BY CLARISSA-JAN LIM | Due to the unexpected level of amplified sound from the summer concert series at Pier 26, the event’s organizer, the Hudson River Park Trust, has decided against scheduling the concert series at the Tribeca pier next summer. A recent performance at the pier by the indie-pop band fun. was not fun, but incredibly noisy, local residents complained.
The Trust arranged for the 2013 summer concert series to take place on Pier 26, at N. Moore St., based on prior experiences producing successful concerts on Piers 54 and 84. However, Madelyn Wils, the Trust’s president, writing in an open letter to the community this week, said, “We did not realize that sound from Pier 26 with this speaker configuration would reverberate in surrounding buildings to the degree that has been reported by many of our neighbors.”
The concert series at Pier 26 was a pilot program undertaken by the Trust in a one-season partnership with The Bowery Presents. While some Tribeca residents enjoyed the amplified music, many were mortified by it.
“We are unhappy that the community is so divided, therefore the series will not return to this location,” Wils wrote.

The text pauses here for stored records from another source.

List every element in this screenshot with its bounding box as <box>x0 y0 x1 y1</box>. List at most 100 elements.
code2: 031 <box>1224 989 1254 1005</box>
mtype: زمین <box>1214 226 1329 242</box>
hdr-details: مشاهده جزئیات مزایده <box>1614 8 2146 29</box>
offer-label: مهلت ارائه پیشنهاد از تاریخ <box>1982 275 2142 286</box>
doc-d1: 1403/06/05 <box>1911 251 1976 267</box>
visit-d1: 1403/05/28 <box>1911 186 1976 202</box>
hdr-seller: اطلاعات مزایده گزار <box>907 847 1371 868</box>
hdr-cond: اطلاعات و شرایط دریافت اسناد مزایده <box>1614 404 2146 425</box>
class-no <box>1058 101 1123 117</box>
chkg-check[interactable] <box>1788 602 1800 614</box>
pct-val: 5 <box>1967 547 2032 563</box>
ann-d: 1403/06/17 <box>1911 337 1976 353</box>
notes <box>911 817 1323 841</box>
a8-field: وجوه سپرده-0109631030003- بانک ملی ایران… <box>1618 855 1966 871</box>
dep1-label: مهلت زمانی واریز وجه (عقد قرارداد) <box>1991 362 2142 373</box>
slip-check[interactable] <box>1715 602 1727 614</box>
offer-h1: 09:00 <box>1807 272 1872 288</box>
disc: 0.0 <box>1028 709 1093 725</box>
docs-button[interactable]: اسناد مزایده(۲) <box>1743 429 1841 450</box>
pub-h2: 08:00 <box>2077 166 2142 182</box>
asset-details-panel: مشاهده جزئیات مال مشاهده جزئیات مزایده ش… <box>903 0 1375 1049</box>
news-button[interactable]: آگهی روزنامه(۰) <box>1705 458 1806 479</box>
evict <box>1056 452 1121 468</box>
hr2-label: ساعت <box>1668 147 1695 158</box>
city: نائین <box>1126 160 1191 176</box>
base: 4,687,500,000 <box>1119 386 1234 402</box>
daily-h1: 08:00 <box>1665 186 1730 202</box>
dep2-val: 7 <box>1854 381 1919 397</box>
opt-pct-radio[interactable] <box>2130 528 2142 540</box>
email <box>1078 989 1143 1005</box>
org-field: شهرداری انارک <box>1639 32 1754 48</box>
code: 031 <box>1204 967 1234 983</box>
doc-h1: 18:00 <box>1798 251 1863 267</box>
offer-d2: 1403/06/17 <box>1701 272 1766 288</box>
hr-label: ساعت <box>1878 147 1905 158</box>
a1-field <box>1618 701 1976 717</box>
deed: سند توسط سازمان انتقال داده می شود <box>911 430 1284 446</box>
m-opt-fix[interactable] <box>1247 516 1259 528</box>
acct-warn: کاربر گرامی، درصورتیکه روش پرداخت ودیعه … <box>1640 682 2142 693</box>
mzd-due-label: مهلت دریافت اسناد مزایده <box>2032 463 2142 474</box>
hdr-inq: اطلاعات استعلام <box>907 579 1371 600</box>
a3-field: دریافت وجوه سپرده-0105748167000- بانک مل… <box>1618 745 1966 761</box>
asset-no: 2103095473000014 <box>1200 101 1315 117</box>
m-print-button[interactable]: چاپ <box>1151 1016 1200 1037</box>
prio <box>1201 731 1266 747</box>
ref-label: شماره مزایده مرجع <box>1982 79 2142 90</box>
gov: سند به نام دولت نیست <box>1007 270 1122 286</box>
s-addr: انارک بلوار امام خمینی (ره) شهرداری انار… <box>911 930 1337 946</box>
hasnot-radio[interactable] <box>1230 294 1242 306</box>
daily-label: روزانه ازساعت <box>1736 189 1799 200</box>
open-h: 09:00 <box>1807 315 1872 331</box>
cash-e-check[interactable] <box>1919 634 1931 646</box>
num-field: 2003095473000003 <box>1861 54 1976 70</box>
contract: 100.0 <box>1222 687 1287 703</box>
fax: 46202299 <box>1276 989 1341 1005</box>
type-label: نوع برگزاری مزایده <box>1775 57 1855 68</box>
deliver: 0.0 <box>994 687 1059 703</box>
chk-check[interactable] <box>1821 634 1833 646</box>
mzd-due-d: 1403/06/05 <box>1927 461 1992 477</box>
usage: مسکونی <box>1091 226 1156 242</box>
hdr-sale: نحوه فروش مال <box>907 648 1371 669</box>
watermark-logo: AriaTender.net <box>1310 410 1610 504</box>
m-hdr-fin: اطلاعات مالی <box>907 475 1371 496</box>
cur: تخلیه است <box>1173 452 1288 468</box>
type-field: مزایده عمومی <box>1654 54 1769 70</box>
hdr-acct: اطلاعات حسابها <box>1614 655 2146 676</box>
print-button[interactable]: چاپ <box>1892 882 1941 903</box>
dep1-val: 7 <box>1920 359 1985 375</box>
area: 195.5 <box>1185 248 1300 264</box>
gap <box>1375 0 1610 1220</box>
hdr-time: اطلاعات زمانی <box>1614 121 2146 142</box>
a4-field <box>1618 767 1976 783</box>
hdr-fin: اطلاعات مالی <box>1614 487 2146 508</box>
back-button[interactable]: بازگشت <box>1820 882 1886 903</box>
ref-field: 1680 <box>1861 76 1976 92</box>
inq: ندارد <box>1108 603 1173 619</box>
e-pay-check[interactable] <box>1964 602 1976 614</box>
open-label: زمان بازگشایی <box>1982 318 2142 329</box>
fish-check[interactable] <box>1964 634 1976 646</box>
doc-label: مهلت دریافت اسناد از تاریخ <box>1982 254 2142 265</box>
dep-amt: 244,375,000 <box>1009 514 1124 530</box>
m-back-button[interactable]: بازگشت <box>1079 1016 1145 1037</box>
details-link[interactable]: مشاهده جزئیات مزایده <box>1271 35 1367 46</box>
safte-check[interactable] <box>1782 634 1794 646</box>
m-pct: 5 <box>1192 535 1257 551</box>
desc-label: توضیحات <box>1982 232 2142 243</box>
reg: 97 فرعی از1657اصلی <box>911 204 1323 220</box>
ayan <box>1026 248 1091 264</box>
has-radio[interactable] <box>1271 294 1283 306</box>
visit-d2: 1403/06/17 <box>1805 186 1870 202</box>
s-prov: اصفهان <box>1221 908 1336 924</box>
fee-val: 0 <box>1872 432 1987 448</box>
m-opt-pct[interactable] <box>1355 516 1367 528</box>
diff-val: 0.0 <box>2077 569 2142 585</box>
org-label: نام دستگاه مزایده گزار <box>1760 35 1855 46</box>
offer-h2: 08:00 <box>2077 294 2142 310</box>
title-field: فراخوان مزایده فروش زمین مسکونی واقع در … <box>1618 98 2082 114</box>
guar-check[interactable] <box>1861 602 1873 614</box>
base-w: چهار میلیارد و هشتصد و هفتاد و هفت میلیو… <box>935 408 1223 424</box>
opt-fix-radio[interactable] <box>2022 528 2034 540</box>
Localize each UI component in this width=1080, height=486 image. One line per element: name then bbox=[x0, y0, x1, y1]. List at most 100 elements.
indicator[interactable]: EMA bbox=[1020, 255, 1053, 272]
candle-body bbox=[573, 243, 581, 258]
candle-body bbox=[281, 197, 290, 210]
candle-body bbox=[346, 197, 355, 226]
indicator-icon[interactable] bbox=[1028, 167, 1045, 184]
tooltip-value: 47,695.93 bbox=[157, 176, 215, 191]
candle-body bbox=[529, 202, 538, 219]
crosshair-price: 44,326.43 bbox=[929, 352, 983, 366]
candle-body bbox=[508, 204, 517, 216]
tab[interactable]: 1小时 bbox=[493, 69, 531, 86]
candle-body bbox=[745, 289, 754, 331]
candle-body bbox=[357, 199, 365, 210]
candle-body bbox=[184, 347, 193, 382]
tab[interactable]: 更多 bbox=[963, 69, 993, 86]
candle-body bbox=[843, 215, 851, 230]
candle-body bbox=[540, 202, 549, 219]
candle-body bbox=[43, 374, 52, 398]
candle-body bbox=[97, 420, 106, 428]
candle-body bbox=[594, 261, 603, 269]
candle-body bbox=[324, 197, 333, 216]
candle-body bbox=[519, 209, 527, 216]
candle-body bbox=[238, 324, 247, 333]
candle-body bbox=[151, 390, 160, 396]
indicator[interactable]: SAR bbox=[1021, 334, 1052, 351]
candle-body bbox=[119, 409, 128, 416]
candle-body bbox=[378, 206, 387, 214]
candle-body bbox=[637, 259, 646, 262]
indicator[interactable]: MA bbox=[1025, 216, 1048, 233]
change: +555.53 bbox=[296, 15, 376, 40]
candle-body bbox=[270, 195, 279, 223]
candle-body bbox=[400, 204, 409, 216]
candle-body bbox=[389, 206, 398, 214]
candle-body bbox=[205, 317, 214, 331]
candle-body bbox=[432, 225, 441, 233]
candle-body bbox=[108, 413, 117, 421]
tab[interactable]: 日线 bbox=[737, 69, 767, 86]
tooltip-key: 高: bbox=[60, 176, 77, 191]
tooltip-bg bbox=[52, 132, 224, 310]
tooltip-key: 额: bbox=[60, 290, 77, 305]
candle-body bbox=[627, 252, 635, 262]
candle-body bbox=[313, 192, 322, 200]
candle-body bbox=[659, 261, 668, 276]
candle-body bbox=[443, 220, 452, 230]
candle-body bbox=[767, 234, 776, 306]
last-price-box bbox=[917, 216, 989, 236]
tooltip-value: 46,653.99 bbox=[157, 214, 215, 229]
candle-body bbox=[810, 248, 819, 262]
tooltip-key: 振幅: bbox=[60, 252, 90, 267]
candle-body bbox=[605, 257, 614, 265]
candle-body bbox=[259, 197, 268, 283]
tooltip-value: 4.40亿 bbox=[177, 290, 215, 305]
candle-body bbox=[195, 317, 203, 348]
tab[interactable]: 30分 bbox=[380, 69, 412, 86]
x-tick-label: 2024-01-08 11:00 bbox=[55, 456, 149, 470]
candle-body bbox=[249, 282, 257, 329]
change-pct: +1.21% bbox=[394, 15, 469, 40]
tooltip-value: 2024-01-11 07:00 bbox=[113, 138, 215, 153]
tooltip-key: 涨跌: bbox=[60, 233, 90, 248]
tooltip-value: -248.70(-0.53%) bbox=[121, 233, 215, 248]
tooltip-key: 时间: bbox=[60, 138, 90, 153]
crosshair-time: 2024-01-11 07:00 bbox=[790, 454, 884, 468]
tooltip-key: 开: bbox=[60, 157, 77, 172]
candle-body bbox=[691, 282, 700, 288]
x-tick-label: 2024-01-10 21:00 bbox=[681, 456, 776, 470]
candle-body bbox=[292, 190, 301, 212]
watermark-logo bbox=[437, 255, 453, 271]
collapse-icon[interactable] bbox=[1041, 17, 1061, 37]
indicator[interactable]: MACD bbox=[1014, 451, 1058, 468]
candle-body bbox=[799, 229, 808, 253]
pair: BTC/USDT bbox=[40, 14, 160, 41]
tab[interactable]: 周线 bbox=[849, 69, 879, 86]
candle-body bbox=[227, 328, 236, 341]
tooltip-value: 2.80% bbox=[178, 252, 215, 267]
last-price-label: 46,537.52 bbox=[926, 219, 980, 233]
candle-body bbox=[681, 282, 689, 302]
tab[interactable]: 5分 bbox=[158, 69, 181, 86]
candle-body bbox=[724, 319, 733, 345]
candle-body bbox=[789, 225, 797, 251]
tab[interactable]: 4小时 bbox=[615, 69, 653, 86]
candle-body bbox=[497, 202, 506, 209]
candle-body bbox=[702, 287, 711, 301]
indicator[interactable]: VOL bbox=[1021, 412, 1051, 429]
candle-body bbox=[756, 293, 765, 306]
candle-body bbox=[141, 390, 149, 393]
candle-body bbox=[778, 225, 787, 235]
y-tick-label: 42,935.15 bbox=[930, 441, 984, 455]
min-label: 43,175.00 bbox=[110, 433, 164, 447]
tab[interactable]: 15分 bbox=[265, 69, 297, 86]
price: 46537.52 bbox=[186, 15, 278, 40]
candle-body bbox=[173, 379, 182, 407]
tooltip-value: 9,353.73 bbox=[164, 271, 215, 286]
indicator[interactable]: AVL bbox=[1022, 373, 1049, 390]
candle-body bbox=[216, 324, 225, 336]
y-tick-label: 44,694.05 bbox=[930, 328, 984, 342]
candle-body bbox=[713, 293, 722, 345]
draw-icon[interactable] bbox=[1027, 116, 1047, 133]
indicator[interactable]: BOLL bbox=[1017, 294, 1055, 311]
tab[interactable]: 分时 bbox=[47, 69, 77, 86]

A location for next year’s concerts has yet to be determined.
The contract signed with The Bowery Presents extends for the rest of the season, and tickets have been sold for the remaining concerts.
Another three performances will take place at Pier 26, on Aug. 10 (featuring One Republic, plus Mayer Hawthorne and Serena Ryder), and Sept. 6 (Empire of the Sun) and 7 (Passion Pit), before the concert series ends for this summer.
The artists who performed at the series’s two previous dates this summer at Pier 26 include U.K. “2-tone ska” legends The Specials, in addition to fun., which won two Grammy awards this year for what critics call their over-enthusiastically produced brand of indie-pop.
The Trust has hired an acoustic consultant to “propose and develop mitigation” for the remaining performances, and sound levels have been significantly reduced.